WASHINGTON — Marc Garneau, le premier Canadien à voyager dans l’espace, attend depuis longtemps le jour où il sera rejoint dans le panthéon des explorateurs pionniers par le prochain astronaute qui recevra le titre honorifique de «premier Canadien».
Son attente tire à sa fin: prévue pour décoller dès novembre 2024, Artémis II sera la première mission qui amènera des astronautes en orbite autour de la Lune depuis la dernière mission Apollo, en 1972. Ce sera également la première fois qu’un Canadien s’aventurera au-delà de l’orbite terrestre.
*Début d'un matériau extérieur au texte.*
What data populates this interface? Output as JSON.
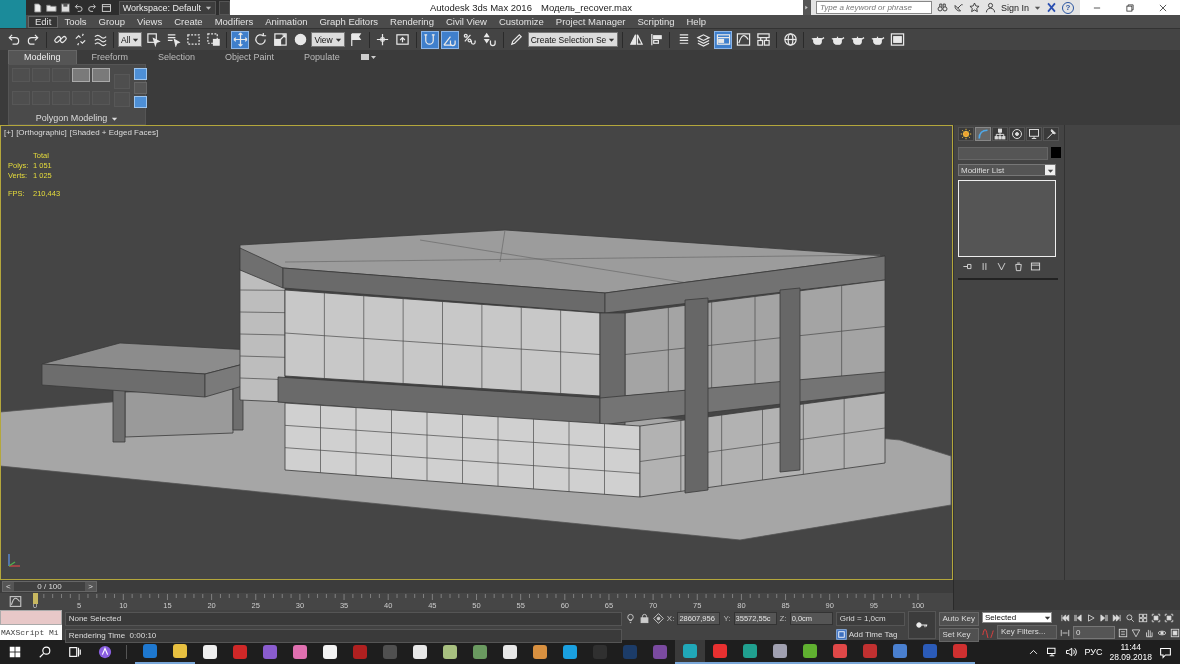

Qui sera l’heureux élu? Le monde l’apprendra lundi, quand la NASA et l’Agence spatiale canadienne présenteront les quatre astronautes ― trois Américains et un Canadien ― qui participeront à la prochaine étape d’un plan ambitieux visant à établir une présence à long terme sur la Lune.
Le corps des astronautes canadiens comprend actuellement quatre personnes, dont David Saint-Jacques, un astrophysicien et médecin montréalais et le seul membre du groupe qui est déjà allé dans l’espace.
M. Saint-Jacques, 53 ans, s’est envolé pour la Station spatiale internationale en 2018. Il a été sélectionné en 2009 aux côtés de l’Ontarien Jeremy Hansen, 47 ans, colonel et pilote de CF-18 dans l’Aviation royale canadienne.
En 2017, deux Albertains ont gonflé les rangs du groupe: le pilote d’essai et lieutenant-colonel de l’Aviation royale canadienne, Joshua Kutryk, 41 ans, et Jennifer Sidey, 34 ans, ingénieure en mécanique et chargée de cours à l’Université Cambridge.
Les astronautes d’Artémis tourneront en orbite autour de la Terre avant de s’élancer dans l’espace pour une manœuvre en forme de 8 autour de la Lune, faisant du Canada et des États-Unis les deux seuls pays à avoir observé la face cachée de la Lune.
«Quand je repense à 1984, quand j’ai volé pour la première fois, nous ne savions pas ce qui pourrait arriver après ça, se remémore Marc Garneau. Avoir maintenant l’opportunité pour le Canada d’être le deuxième pays à envoyer un astronaute en mission lunaire, c’est extraordinaire.»
S’il le pouvait, il retournerait en orbite «en un clin d’oeil». «Ayant volé trois fois, je me considère comme béni au-delà de toute attente raisonnable dans la vie», dit l’ancien astronaute et député québécois à la retraite – à 74 ans, il a finalement renoncé à son siège à la Chambre des communes, il y a à peine trois semaines.
La mission Artémis II, c’est le fruit d’un travail acharné et d’investissements considérables, explique Gordon Osinski, directeur de l’Institut de l’exploration terrestre et spatiale à l’Université Western, en Ontario. Il a passé la majeure partie de la semaine dernière à Houston, participant à des simulations pour mieux comprendre comment mener les travaux géologiques que de futurs astronautes devront effectuer sur la surface lunaire.
«Je peux faire de la géologie de terrain sur Terre avec un instrument qui semble tout droit sorti de Star Trek, qui m’indique la chimie d’une roche. On ne l’imaginait même pas il y a 50 ans», se réjouit-il.
Ensuite, il y a les Canadarms, les télémanipulateurs articulés qui sont devenus un incontournable des missions de la Station spatiale internationale et une source de fierté nationale pour d’innombrables Canadiens.
Les États-Unis nous font assez confiance pour «mettre la vie de leurs astronautes dans nos mains», souligne le Pr Osinski, disant que cela a sûrement été un facteur dans le choix de réserver une place à un Canadien.
La troisième et dernière mission Artémis verra un homme et une femme marcher sur la Lune en 2025, afin de ouvrir la voie pour éventuellement atteindre Mars.
«On retourne sur la Lune. La Lune, ce n’est pas rien, a déclaré la semaine dernière le ministre de l’Innovation, François-Philippe Champagne. C’est le Canada qui fait de grandes choses sur la scène mondiale.»
Cela, en fin de compte, pourrait être le plus grand héritage d’Artémis II pour le Canada: inspirer la prochaine génération d’astronautes, tout comme Apollo l’a fait il y a bien longtemps.
Cette fois, cependant, les images du voyage seront spectaculaires.